On procède à la cueillette. première opération délicate : elle doit s'effectuer au moment propice, quand le fruit est mûr à point : il ne faut pas qu'il le soit trop : les grains trop mûrs s'écraseraient pendant l'épépinage. pas assez mûr cet épépinage deviendrait  plus difficile. Dans la cueillette un choix est fait : seules les belles grappes sont coupées puis délicatement déposées dans de petits paniers, par faible quantité d'un kilo, deux tout au plus. On porte alors les groseilles chez les confituriers : ceux-ci les pèsent et les disposent par petites quantités dans des saladiers. 

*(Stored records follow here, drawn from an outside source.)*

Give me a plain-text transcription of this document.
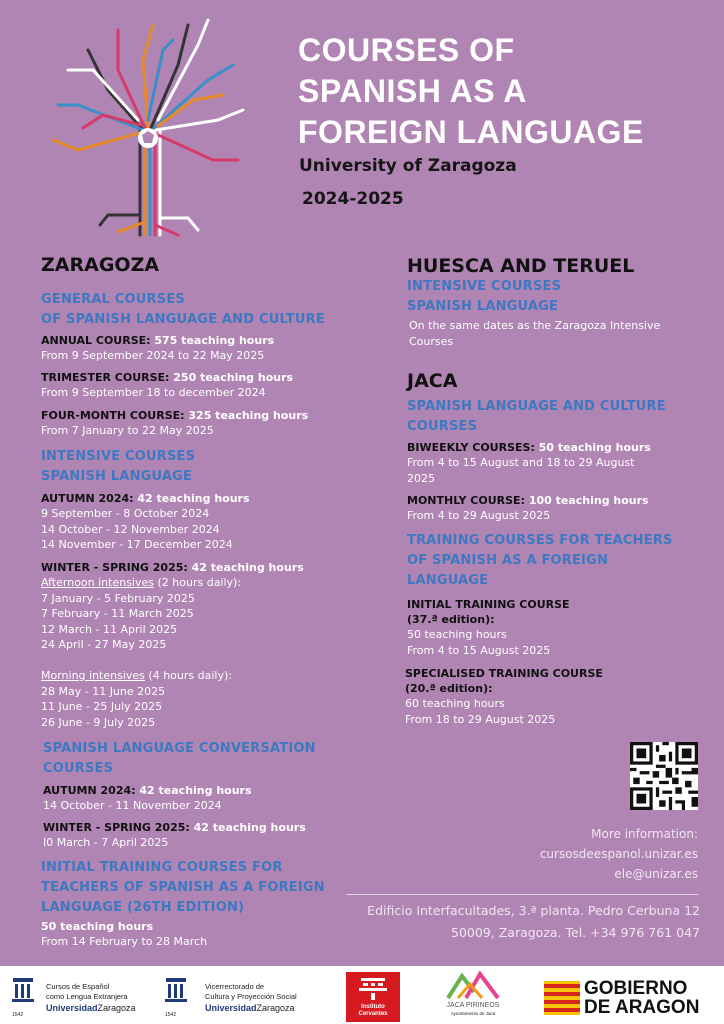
COURSES OF
SPANISH AS A
FOREIGN LANGUAGE
University of Zaragoza
2024-2025
ZARAGOZA
GENERAL COURSES
OF SPANISH LANGUAGE AND CULTURE
ANNUAL COURSE: 575 teaching hours
From 9 September 2024 to 22 May 2025
TRIMESTER COURSE: 250 teaching hours
From 9 September 18 to december 2024
FOUR-MONTH COURSE: 325 teaching hours
From 7 January to 22 May 2025
INTENSIVE COURSES
SPANISH LANGUAGE
AUTUMN 2024: 42 teaching hours
9 September - 8 October 2024
14 October - 12 November 2024
14 November - 17 December 2024
WINTER - SPRING 2025: 42 teaching hours
Afternoon intensives (2 hours daily):
7 January - 5 February 2025
7 February - 11 March 2025
12 March - 11 April 2025
24 April - 27 May 2025
Morning intensives (4 hours daily):
28 May - 11 June 2025
11 June - 25 July 2025
26 June - 9 July 2025
SPANISH LANGUAGE CONVERSATION
COURSES
AUTUMN 2024: 42 teaching hours
14 October - 11 November 2024
WINTER - SPRING 2025: 42 teaching hours
I0 March - 7 April 2025
INITIAL TRAINING COURSES FOR
TEACHERS OF SPANISH AS A FOREIGN
LANGUAGE (26TH EDITION)
50 teaching hours
From 14 February to 28 March
HUESCA AND TERUEL
INTENSIVE COURSES
SPANISH LANGUAGE
On the same dates as the Zaragoza Intensive
Courses
JACA
SPANISH LANGUAGE AND CULTURE
COURSES
BIWEEKLY COURSES: 50 teaching hours
From 4 to 15 August and 18 to 29 August
2025
MONTHLY COURSE: 100 teaching hours
From 4 to 29 August 2025
TRAINING COURSES FOR TEACHERS
OF SPANISH AS A FOREIGN
LANGUAGE
INITIAL TRAINING COURSE
(37.ª edition):
50 teaching hours
From 4 to 15 August 2025
SPECIALISED TRAINING COURSE
(20.ª edition):
60 teaching hours
From 18 to 29 August 2025
More information:
cursosdeespanol.unizar.es
ele@unizar.es
Edificio Interfacultades, 3.ª planta. Pedro Cerbuna 12
50009, Zaragoza. Tel. +34 976 761 047
1542
Cursos de Español
como Lengua Extranjera
UniversidadZaragoza
1542
Vicerrectorado de
Cultura y Proyección Social
UniversidadZaragoza	Instituto
Cervantes
JACA PIRINEOS
Ayuntamiento de Jaca
GOBIERNO
DE ARAGON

Commence alors la délicate opération appelée " l'épépinage ". Seuls les doigts légers des femmes et des fillettes peuvent la réussir. Chaque grain est détaché de la tige de chaque grappe, au ciseau de façon à lui conserver une toute petite queue, puis pris séparément. Avec un morceau de plume, un cure-dent par exemple, on enlève de ce grain tous les pépins, de façon à laisser dans la peau la pulpe intacte. Il y a un tour de main à attraper qui ne s'acquiert que par une longue pratique. On est étonné de constater à quel degré de rapidité et d'habilité sont parvenues certaines Barisiennes. Une fois les grains dépourvus de pépins ils sont rapportés chez les confituriers, dans les saladiers.

 L'opération de la cuisson reste une des plus délicates. les groseilles ne se cuisent qu'à feu doux, dans de petites bassines de cuivre, d'une propreté impeccable et toujours en petites quantités. Quel travail minutieux !Quel souci scrupuleux ! Il faut doser savamment le sirop de sucre, régler le feu de telle façon que rien ne brûle et que tout en étant cuits, les grains de groseilles gardent leur couleur, leur saveur, leur fraîcheur.

La cuisson terminée, on remplit avec une cuillère, des pots de verre, d'une forme spéciale et caractéristique, particulière à la confiture de Bar et qui sont d'ailleurs fabriqués dans la Meuse. Les pots sont hermétiquement bouchés, étiquetés, mis en gracieuses boîtes de carton et expédiés.

Les longues années de guerre, les exigences du rationnement en sucre avaient gêné considérablement l'industrie des confitures de Bar-le-Duc. Ces mauvais temps sont passés et aujourd'hui cette industrie prend un essor nouveau : son développement se précise et s'affirme ; ces résultats sont dus à la fidélité des méthodes traditionnelles.

Évidemment, les confitures de Bar n'ont pas échappé à la concurrence ou mieux à la fabrication étrangère.Les Allemands avaient essayé de fabriquer des confitures de Bar-le-Duc...En Germanie...Oui, mais ce que les   Allemands n'ont pas pu trouver, c'est ce secret de la cuisson, qui fait les confitures de Bar-le-Duc uniques au monde. Secret que les confituriers de la ville gardent jalousement et ne transmettent qu'à leurs descendants.